Wildfires are becoming more difficult to control because the land is not actively controlled by vegetation failure and intentional fires. “The only problem is what we are as a society. They responded For a problem, increasing fire resistance,” says Castellano. “We didn’t build ecosystem management.”
Demographic change and urban migration are occurring alongside climate change. The Mediterranean climate – both in the Mediterranean region and in similar places like California – is already prone to wildfires. Rainy winters and springs stimulate the growth of plants, which dry up in dry summers and turn into fuel. Climate change has made those conditions drier — and warmer — for longer. “It’s a performance upgrade,” Pyne said. “We’re seeing climate change intensify those conditions.”
“What’s really surprising is seeing fire moving into central Europe,” Pyne added. This is a warmer region and historically did not have the wet-dry cycle of the Mediterranean. But now suffering from increasingly frequent heat waves, wildfires can feed on changed conditions. Every hour With these heat events, the region doesn’t fall into years of drought the way California has.
When a hot, dry wind blows, it can quickly absorb moisture from grasses, branches, and shrubs. The big trees hold their moisture and resist burning, but the rest of the plants are now burning. “There is no need to dry the landscape to where it is all of them Thunder,” says Pine. “All you have to do is carry enough fuel, and because of that you can have a very fast and hot fire.”

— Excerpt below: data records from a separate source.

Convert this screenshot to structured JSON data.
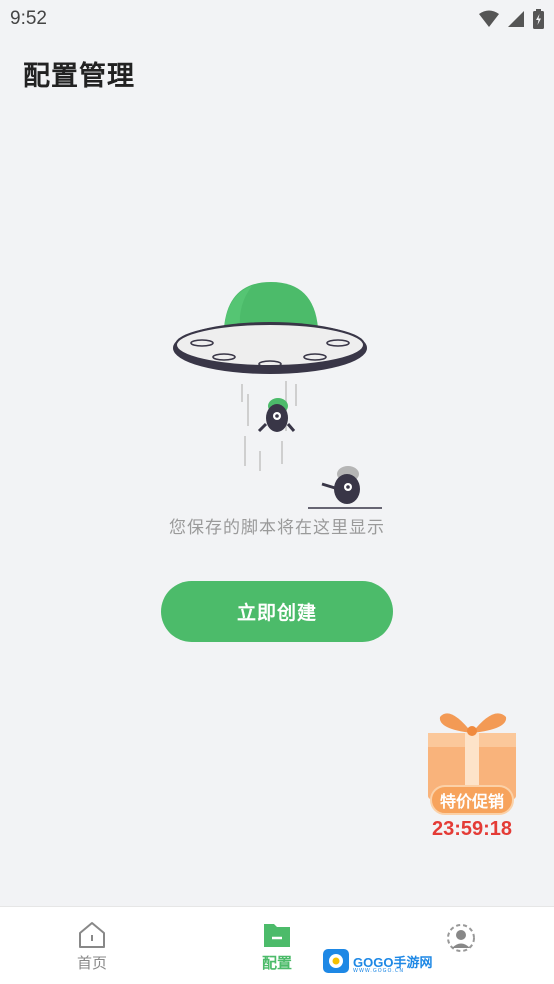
{
  "status_bar": {
    "time": "9:52",
    "icons": [
      "wifi-icon",
      "signal-icon",
      "battery-charging-icon"
    ]
  },
  "header": {
    "title": "配置管理"
  },
  "empty_state": {
    "illustration": "ufo-illustration",
    "message": "您保存的脚本将在这里显示",
    "create_button_label": "立即创建"
  },
  "promo": {
    "icon": "gift-box-icon",
    "badge_label": "特价促销",
    "countdown": "23:59:18"
  },
  "bottom_nav": {
    "items": [
      {
        "label": "首页",
        "icon": "home-icon",
        "active": false
      },
      {
        "label": "配置",
        "icon": "folder-icon",
        "active": true
      },
      {
        "label": "",
        "icon": "profile-icon",
        "active": false
      }
    ]
  },
  "watermark": {
    "text": "GOGO手游网",
    "subtext": "WWW.GOGO.CN"
  },
  "colors": {
    "accent": "#4cbb6a",
    "background": "#f2f3f5",
    "promo_orange": "#f7a35c",
    "countdown_red": "#e43b36"
  }
}
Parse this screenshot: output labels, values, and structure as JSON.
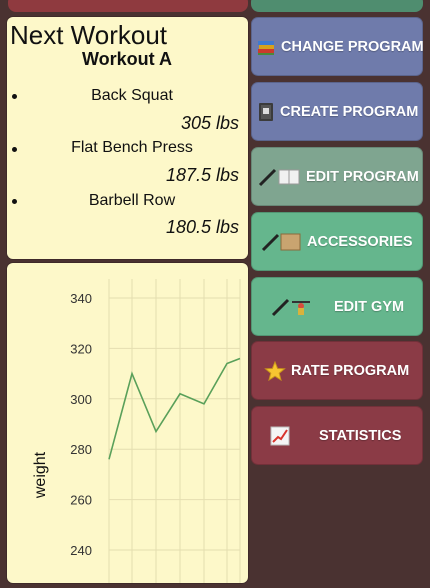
{
  "next_workout": {
    "title": "Next Workout",
    "subtitle": "Workout A",
    "exercises": [
      {
        "name": "Back Squat",
        "weight": "305 lbs"
      },
      {
        "name": "Flat Bench Press",
        "weight": "187.5 lbs"
      },
      {
        "name": "Barbell Row",
        "weight": "180.5 lbs"
      }
    ]
  },
  "menu": {
    "change_program": "CHANGE PROGRAM",
    "create_program": "CREATE PROGRAM",
    "edit_program": "EDIT PROGRAM",
    "accessories": "ACCESSORIES",
    "edit_gym": "EDIT GYM",
    "rate_program": "RATE PROGRAM",
    "statistics": "STATISTICS"
  },
  "colors": {
    "background": "#4a3231",
    "card": "#fdf8c9",
    "purple_button": "#6f7bab",
    "green_button": "#65b68d",
    "red_button": "#8b3b46",
    "line": "#5aa05a"
  },
  "icons": {
    "change_program": "books-icon",
    "create_program": "notebook-icon",
    "edit_program": "pen-and-book-icon",
    "accessories": "pen-and-scroll-icon",
    "edit_gym": "pen-and-weightlifter-icon",
    "rate_program": "star-icon",
    "statistics": "chart-increasing-icon"
  },
  "chart_data": {
    "type": "line",
    "ylabel": "weight",
    "xlabel": "",
    "ylim": [
      235,
      345
    ],
    "yticks": [
      240,
      260,
      280,
      300,
      320,
      340
    ],
    "grid": true,
    "series": [
      {
        "values": [
          276,
          310,
          287,
          302,
          298,
          314,
          316
        ]
      }
    ]
  }
}
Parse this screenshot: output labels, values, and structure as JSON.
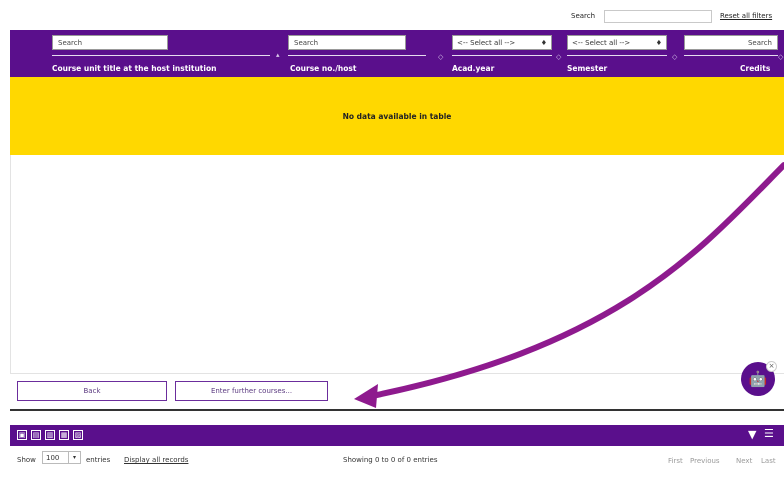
{
  "top_search": {
    "label": "Search",
    "value": "",
    "reset_label": "Reset all filters"
  },
  "table": {
    "columns": [
      {
        "filter": "Search",
        "label": "Course unit title at the host institution"
      },
      {
        "filter": "Search",
        "label": "Course no./host"
      },
      {
        "filter": "<-- Select all -->",
        "label": "Acad.year"
      },
      {
        "filter": "<-- Select all -->",
        "label": "Semester"
      },
      {
        "filter": "Search",
        "label": "Credits"
      }
    ],
    "empty_message": "No data available in table"
  },
  "buttons": {
    "back": "Back",
    "enter_further": "Enter further courses..."
  },
  "footer": {
    "show_label": "Show",
    "entries_per_page": "100",
    "entries_label": "entries",
    "display_all": "Display all records",
    "showing": "Showing 0 to 0 of 0 entries",
    "pagination": [
      "First",
      "Previous",
      "Next",
      "Last"
    ]
  },
  "colors": {
    "header": "#5a0f8c",
    "empty_row": "#ffd800",
    "annotation_arrow": "#8e1a8e"
  },
  "icons": [
    "pdf-export-icon",
    "excel-export-icon",
    "table-view-icon",
    "columns-icon",
    "image-export-icon",
    "filter-icon",
    "settings-sliders-icon",
    "chatbot-icon",
    "close-icon"
  ]
}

As a result, scientists say, Europe’s “fire regime” is changing: as it warms, fire behavior changes. As the dryness of the plant increases, the amount of energy released during combustion increases. “So the lack of water increases the power of the fire dramatically and these fires multiply quickly,” said Guillermo Raine, who studies fires at Imperial College London. “Some of these fires are really impossible to stop.”
Fire scientists say the best way to reduce the risk is to reduce overgrowth and use more controlled burns. But Raine points out that this can be a tough sell to the public. “I’m from Spain—I grew up in a world where any fire is wrong,” he said. Some people object to the smoke, which can aggravate respiratory conditions such as asthma. But the alternative is more and more out-of-control fires that belch more smoke and suffocate communities for days. And firefighters take extra care to do controlled burns on days when conditions don’t send smoke into people.
Arguing with small fire may seem counterintuitive. But the adjustment is more controlled, useful ignition – literally fighting fire with fire. “Unfortunately, the real limiting factor is that there aren’t enough people doing prescribed burning,” Raine says. “There are not enough people who support this concept “Prescribed Burning”.